Bitonto nella Città Metropolitana non doveva entrarci, né ora né mai.
E non è per fare sterile campanilismo.
Lì vi troverà come capoluogo Bari ed il primo cittadino del soggetto neonato sarà appunto il sindaco barese.
E sappiamo quanto nel corso degli anni sia stato forzatamente traslocato da qui a lì fra Diocesi, Ospedale, Tribunale, Ufficio del Registro e del Lavoro, l’Enel…
Se un uomo entra in casa altrui vestito di tutto punto, con la sua storia e le sue tradizioni, verrà fatto sedere al tavolo del salotto e potrà parlare da pari a pari col nuovo interlocutore.
Se un uomo, invece, entra nudo, spogliato di tutto, sarà destinato a fare lo sguattero e ad eseguire i servizi più umili.
Con l’aggravante che a togliergli tutto è stato proprio il vicino che, falsamente caritatevole, non vede l’ora di farlo entrare…

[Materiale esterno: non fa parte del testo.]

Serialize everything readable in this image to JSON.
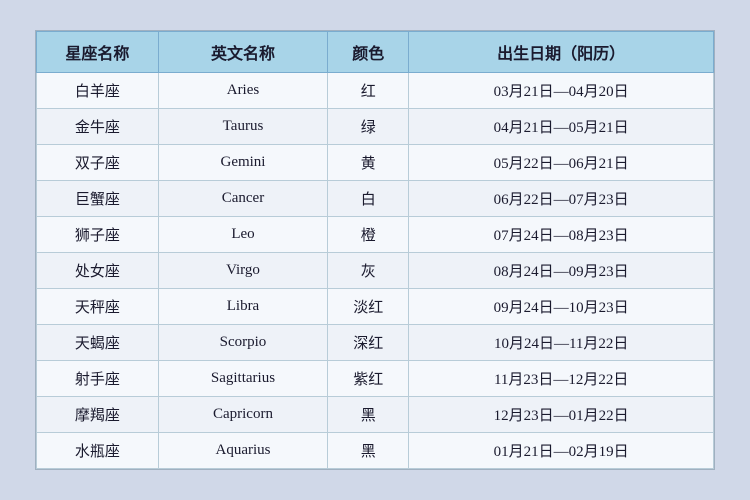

Ma leggiamo il testo firmato dal professor Nicola Pice.
“Punto di domanda.
Ma in una città metropolitana bisognerà sostenere una dimensione “partitica” o una dimensione “politica” di un territorio-paese?
La dimensione di una “polis” con la sua specificità, la sua identità e la sua progettualità (non certo una sua astorica indipendenza) o la rappresentanza di “parti” civiche a quanto pare preoccupate di un riscatto da una condizione di periferizzazione politica e interessate ad un radicamento di un proprio ruolo politico-territoriale?
Ricordo che la 142/90 ha chiaramente indicato che la Città Metropolitana deve essere un insieme socioeconomico omogeneo, che sappia porre in essere pianificazioni e programmazioni ben indirizzate, peraltro riferite ad una realtà che condivida ampiamente esigenze e aspirazioni.
Senza commettere un errore di miopia in un momento che serve una “vista lunga” e senza blandire il politicamente scorretto che può comportare solo rovina.
Allora, perché una maggioranza e una minoranza del nostro Consiglio Comunale non dovrebbero riuscire a definire una visione “comune” ampiamente aggregante e condivisa, unendo intelligenze e competenze?
La “battaglia” non è tra l’essere e il non essere, ma sul come e quale “essere” all’interno di un’area metropolitana (per non diventarne “periferia”).
Naturalmente, soprattutto se uniti, si “è”.
Anche per inverare le parole di Giovanni Paolo II a noi riferite: “Offrite a tutti la testimonianza di una comunità che sa collaborare in spirito di costruttiva e lungimirante concordia; operate con fiducia per lo sviluppo pieno della vostra terra; valorizzate ogni possibilità positiva, superando le difficoltà dell’oggi e del domani”.
E fare attenzione a raccordarsi operativamente con i comuni che fanno parte di uno stesso insieme socioeconomico per le tante loro peculiarità piuttosto che inseguire una rappresentanza di partito o una tutela di movimenti civici”.